Ojalá una y otra izquierda, PSOE y Podemos, tuvieran la humildad de aprender de Portugal: en las elecciones de 2015, el partido conservador ganó porque fue el más votado pero la izquierda (toda la izquierda) puso al frente del Gobierno al socialista António Costa. Como sabemos, en Portugal, igual que aquí, existen diferencias ideológicas entre las distintas formaciones, pero tuvieron la inteligencia, el coraje y la capacidad de unirse para llegar a acuerdos, algo que no ocurrió en su momento en España. Allí no triunfó la derecha rancia como aquí porque el primer objetivo para ellos fue poner en marcha unas políticas progresistas en lugar de pelear por ver quién iba a ser el presidente que es lo que ocurrió aquí.
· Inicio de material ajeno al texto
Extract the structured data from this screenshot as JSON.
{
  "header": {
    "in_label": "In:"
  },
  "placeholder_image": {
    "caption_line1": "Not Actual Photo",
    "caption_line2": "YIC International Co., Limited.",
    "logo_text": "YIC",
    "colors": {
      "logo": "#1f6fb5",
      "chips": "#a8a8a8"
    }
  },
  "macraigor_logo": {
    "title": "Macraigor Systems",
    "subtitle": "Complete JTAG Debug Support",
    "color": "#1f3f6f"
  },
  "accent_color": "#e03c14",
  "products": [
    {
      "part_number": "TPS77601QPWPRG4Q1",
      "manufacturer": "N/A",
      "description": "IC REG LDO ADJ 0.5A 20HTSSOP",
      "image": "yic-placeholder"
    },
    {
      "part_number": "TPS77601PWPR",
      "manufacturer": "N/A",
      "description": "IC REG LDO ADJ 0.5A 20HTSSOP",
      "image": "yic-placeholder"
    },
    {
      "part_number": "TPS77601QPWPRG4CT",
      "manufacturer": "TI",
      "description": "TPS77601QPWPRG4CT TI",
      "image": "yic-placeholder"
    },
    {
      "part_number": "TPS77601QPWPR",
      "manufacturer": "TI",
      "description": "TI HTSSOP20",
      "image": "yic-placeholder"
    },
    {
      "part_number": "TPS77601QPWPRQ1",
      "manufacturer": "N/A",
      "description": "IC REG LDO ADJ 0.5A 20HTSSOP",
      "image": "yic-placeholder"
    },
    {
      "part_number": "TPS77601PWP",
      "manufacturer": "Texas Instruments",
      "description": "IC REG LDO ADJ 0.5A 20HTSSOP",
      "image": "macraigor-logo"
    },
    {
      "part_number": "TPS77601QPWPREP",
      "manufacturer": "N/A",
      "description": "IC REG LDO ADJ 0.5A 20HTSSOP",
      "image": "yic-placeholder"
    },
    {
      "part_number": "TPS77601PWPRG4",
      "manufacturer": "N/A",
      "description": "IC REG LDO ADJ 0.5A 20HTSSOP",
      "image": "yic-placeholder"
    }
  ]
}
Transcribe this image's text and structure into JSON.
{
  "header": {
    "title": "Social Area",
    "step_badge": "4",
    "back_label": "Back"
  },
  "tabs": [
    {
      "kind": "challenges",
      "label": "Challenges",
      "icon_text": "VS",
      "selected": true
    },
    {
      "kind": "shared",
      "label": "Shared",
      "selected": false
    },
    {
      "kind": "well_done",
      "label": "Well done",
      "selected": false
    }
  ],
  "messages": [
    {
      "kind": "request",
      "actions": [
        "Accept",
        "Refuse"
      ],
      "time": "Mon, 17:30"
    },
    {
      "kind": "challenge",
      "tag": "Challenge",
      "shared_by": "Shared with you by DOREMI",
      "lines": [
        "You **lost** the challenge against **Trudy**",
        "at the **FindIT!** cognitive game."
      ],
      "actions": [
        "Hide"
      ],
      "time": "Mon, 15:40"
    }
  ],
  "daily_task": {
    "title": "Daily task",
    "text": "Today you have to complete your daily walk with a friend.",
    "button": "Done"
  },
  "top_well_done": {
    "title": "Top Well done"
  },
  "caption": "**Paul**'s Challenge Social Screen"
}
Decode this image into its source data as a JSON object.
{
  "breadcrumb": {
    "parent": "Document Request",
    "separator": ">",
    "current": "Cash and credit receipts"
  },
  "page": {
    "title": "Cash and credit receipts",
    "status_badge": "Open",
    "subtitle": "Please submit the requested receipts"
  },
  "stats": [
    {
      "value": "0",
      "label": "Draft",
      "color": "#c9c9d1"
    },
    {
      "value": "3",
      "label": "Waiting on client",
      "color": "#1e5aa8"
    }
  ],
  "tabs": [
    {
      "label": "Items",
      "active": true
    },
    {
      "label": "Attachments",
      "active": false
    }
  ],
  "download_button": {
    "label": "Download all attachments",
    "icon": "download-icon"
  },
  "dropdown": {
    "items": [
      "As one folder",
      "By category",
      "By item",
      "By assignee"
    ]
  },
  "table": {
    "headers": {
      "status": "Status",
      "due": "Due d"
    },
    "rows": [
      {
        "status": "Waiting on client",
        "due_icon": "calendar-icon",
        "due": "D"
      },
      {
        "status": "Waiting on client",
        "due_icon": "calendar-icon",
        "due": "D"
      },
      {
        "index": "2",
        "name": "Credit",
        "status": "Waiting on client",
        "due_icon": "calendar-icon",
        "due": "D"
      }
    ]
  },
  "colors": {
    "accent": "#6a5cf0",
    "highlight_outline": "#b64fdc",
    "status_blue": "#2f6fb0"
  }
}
Pero no olvidemos la gente de a pie que este es un asunto que nos afecta a todos, que va directo al centro de nuestras propias vidas. Si creemos que la situación es injusta y queremos que cambie, hemos de empujar, hemos de participar, no podemos desentendernos porque la política es demasiado importante para dejarla, exclusivamente, en manos de los políticos.